Auf der Website findet man über diese Entdeckung hinaus nicht viel. Obwohl das Institut schon 1996 in München gegründet worden sein soll, scheint man bislang geschlafen und keine große Forschung betrieben zu haben. Wer nähere Auskunft wünscht, wird auf Email-Adressen und eine "ISA-Hotline für Journalisten" verwiesen. Die aber sind offenbar bis jetzt nicht auf den Schwindel hereingefallen. Das aber wohl Zweck der Sache, denn der ominöse Arthur Schütz, nach dem das Fake-Institut benannt wurde, ist natürlich kein Genforscher, sondern ein Ingenieur, der auch Anfang des 20. Jahrhunderts als Geheimdienstoffizier gearbeitet hatte, also sich mit Informationsoperationen auskannte.
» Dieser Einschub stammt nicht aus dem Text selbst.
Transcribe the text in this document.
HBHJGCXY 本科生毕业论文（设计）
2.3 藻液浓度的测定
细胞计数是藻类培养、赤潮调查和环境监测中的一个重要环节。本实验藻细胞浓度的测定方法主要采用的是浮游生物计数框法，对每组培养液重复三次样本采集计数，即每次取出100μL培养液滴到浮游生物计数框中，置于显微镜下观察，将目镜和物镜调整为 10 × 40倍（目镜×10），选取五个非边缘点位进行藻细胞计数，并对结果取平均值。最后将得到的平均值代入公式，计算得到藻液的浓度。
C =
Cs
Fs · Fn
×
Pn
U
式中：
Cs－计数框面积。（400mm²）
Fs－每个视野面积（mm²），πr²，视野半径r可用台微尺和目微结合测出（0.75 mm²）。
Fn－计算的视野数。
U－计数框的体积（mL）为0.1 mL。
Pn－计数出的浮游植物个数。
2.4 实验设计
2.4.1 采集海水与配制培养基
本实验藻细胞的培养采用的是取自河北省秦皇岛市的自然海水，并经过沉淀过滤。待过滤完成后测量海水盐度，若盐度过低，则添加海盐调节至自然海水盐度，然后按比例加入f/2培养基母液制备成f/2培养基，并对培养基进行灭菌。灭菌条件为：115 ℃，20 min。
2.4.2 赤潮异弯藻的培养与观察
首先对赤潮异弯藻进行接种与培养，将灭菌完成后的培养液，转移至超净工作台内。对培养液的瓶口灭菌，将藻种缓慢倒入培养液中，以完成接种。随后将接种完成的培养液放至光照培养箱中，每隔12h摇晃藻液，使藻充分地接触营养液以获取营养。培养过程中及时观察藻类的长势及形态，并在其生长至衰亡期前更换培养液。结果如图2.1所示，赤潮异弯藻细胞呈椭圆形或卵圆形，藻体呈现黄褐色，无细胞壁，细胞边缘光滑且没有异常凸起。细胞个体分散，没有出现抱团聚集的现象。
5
Eine Leidenschaft von Schütz war es, Zeitungen gefälschte, auf den ersten Blick aber mögliche Meldungen zukommen zu lassen, weil er sich ärgerte, dass die Redaktion kaum deren Wahrheitsgehalt wirklich nachprüfen und vor allem auf pseudowissenschaftliche Inhalte hereinfallen. Eine seiner bekannteren Finten - manche waren allerdings noch übertriebener und handelten von feuerfester Kohle oder ovalen, stoßdämpfenden Rädern - war der Leserbrief über den Grubenhund, der 1911 in der Neuen Freien Presse veröffentlicht wurde. Der Artikel ging um ein Erdbeben im Ostrauer Kohlerevier, das ein in einem Laboratorium schlafender "Grubenhund" aber schon eine halbe Stunde zuvor bemerkt habe und unruhig geworden sei. Als Hund bezeichnet man im Bergwerk allerdings Loren. Die Meldung vom Grubenhund wurde auch Karl Kraus zugeschrieben und wurde zur Bezeichnung für Zeitungsenten.
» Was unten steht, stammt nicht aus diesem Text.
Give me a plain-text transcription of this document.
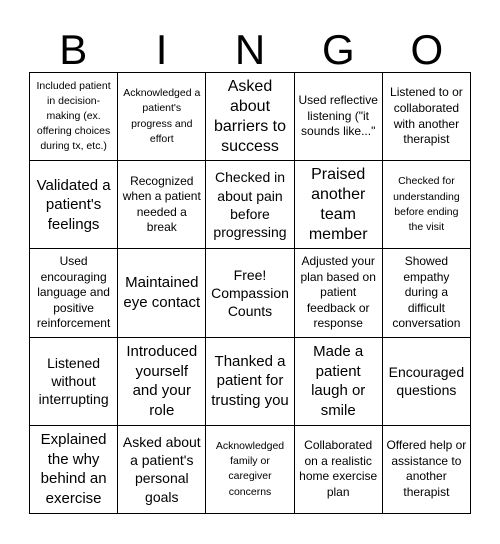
B	I	N	G	O
Included patient in decision-making (ex. offering choices during tx, etc.)
Acknowledged a patient's progress and effort
Asked about barriers to success
Used reflective listening ("it sounds like..."
Listened to or collaborated with another therapist
Validated a patient's feelings
Recognized when a patient needed a break
Checked in about pain before progressing
Praised another team member
Checked for understanding before ending the visit
Used encouraging language and positive reinforcement
Maintained eye contact
Free! Compassion Counts
Adjusted your plan based on patient feedback or response
Showed empathy during a difficult conversation
Listened without interrupting
Introduced yourself and your role
Thanked a patient for trusting you
Made a patient laugh or smile
Encouraged questions
Explained the why behind an exercise
Asked about a patient's personal goals
Acknowledged family or caregiver concerns
Collaborated on a realistic home exercise plan
Offered help or assistance to another therapist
Über diesen Grubenhund und seinen Erfinder hat der Journalistikprofessor Walter Hömberg ein ganzes Buch herausgegeben: "Arthur Schütz. Der Grubenhund. Experimente mit der Wahrheit." (München 1996) Hömberg hat, damit schließt sich der Kreis, den Lehrstuhl für Journalistik an der Katholischen Universität Eichstätt inne und scheint nun seine Studenten auch in den Strategien der Täuschung praktisch zu schulen. Zumindest weist die Webseite des Arthur-Schütz-Instituts auf eben dieses Institut zurück, wenn man sich dei Registrierungsdaten ansieht. Vermutlich hat ein Student für das Web eine Falle aufgestellt, um Journalisten und Redakteuren einen Fuß zu stellen. Die aber haben sich bislang nicht hinters Licht führen lassen, obwohl die Story doch so schön ist und auch noch mit Sex und Spam-Filtern zu tun hat. Aber ob das ein Beweis dafür ist, dass Journalisten besser als ihr Ruf sind? Oder war nur die Falle zu offensichtlich?